Bugün özellikle bankacılık sektöründe yaygınlaşan yolsuzluk hikâyeleri hiç de yeni değildir. Yapılan soygun yıllardan beri biliniyordu ve devlet, bu soygunu ve kendini soyanları koruyordu. Türkiye’ye de özgü olmayan bu olay, kapitalizmin genel krizi koşullarında yapısal-sistemsel çürümüşlüğün varmış olduğu boyutun da açık ifadesidir. Güçlü bir rantçı kesim, kupon alıp satmakla “geçinen” bu kesim, Türkiye’de de kapitalizmin ne denli çürümüş olduğunun doğrudan bir göstergesidir. Yıllardır ulusal gelirin çok önemli bir kısmını iç eden, resmen çalan bu kesim, reel ekonominin kaynaklarını da kurutmakta ve dolayısıyla; reel ekonominin kaynaklarını sınırlamasıyla dış ekonomik ilişkiler de olumsuz etkilenmekte. Bu da yabancı sermayenin çıkarlarına ters düşmekte. IMF’nin, Dünya Bankası’nın, hükümetin arkasında olmasının nedenlerinden birisi de budur. Kendi çıkarlarına uygun düşen bir Türk ekonomisi yabancı sermayenin baş talebidir. Böyle bir ekonomi, yolsuzluğun boyutlarının sınırlandırılmasından ve halkın güveninin yeniden kazanılmasından geçmektedir. IMF, Dünya Bankası ve hükümet işin farkındalar. Bilinenin üzerine gidiyorlar ve büyük bir dirençle karşılaşıyorlar. Karşılaşıyorlar, çünkü Türkiye’de kayıt dışı ekonomi yüzde 40 oranlarında. OECD ülkeleri içinde Türkiye, kayıt dışı ekonominin en yüksek oranda olduğu ülke.

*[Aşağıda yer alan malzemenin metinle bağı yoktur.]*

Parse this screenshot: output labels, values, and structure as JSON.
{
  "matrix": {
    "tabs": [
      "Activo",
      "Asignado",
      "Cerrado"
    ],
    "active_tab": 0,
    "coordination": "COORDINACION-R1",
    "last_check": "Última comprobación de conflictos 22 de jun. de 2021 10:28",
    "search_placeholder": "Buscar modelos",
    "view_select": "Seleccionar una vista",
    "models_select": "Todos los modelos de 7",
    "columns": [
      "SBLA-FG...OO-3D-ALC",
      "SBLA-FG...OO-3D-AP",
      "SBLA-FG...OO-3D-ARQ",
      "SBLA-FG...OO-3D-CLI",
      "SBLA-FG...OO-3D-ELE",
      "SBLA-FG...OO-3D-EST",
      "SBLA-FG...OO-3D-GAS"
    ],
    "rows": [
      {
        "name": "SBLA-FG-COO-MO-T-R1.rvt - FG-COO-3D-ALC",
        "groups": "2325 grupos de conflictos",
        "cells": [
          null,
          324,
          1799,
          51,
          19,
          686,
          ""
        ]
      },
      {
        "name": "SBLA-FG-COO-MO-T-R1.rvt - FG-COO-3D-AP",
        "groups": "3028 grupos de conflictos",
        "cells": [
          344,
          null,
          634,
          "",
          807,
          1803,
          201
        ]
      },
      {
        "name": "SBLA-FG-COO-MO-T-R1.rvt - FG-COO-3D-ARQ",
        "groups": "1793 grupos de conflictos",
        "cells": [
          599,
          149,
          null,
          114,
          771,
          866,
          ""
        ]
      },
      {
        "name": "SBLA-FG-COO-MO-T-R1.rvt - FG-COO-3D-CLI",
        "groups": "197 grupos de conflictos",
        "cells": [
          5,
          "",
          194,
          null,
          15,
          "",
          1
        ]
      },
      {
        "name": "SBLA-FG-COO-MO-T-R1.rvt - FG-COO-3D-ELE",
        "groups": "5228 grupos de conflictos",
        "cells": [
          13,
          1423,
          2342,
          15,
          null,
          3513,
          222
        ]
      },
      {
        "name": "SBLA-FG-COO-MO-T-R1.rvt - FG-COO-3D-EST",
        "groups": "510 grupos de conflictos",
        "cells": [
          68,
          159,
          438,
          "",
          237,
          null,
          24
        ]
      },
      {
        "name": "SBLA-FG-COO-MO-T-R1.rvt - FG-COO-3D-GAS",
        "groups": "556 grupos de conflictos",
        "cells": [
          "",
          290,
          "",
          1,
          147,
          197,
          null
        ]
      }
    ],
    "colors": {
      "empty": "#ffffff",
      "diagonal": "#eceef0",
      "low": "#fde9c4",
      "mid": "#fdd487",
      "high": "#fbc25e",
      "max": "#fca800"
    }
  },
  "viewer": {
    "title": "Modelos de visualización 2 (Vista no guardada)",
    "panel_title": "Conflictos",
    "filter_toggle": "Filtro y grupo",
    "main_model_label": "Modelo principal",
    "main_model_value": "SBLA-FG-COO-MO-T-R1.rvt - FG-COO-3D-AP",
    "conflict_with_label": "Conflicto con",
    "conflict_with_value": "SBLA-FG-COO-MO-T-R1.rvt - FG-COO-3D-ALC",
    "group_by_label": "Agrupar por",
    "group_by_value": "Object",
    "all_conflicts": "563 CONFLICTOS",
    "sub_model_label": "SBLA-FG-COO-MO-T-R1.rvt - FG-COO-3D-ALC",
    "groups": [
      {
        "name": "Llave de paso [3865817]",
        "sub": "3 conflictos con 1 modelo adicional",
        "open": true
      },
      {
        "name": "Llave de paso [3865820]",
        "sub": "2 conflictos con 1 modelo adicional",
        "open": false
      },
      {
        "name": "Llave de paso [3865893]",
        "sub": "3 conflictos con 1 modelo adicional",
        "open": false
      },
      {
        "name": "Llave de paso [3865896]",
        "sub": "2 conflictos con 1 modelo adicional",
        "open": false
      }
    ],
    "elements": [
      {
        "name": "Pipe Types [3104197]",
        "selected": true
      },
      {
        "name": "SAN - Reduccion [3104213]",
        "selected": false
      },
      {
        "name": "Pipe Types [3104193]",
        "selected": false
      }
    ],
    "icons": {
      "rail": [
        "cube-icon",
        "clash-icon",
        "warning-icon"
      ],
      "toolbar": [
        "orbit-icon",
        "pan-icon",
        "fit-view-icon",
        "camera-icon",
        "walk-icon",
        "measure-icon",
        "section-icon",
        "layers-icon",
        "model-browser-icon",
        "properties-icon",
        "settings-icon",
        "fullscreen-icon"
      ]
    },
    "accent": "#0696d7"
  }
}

Türkiye’de yolsuzluğa karşı mücadele, ekonominin yüzde 40’ına karşı mücadele demektir. Kayıt dışılık, yolsuzluğu göstergesidir. Hiçbir güç, hiçbir hükümet ekonominin yüzde 40’ına karşı mücadele edemez. Böyle bir mücadele için milyonların desteği gereklidir. Türkiye’de hiçbir hükümet, yolsuzluğa karşı mücadelede milyonların desteğini alamaz. Çünkü düzene güven kalmamıştır. Ancak ve ancak mevcut üretim/mülkiyet ilişkilerinin; mülk farkının ortadan kaldırılmasıyla; devrimle yolsuzluğun kökü kazınır.
Yolsuzluğa karşı hükümetin mücadelesi desteklenemez, ama o teşhir edilerek daha kapsamlı mücadeleye zorlanmalıdır.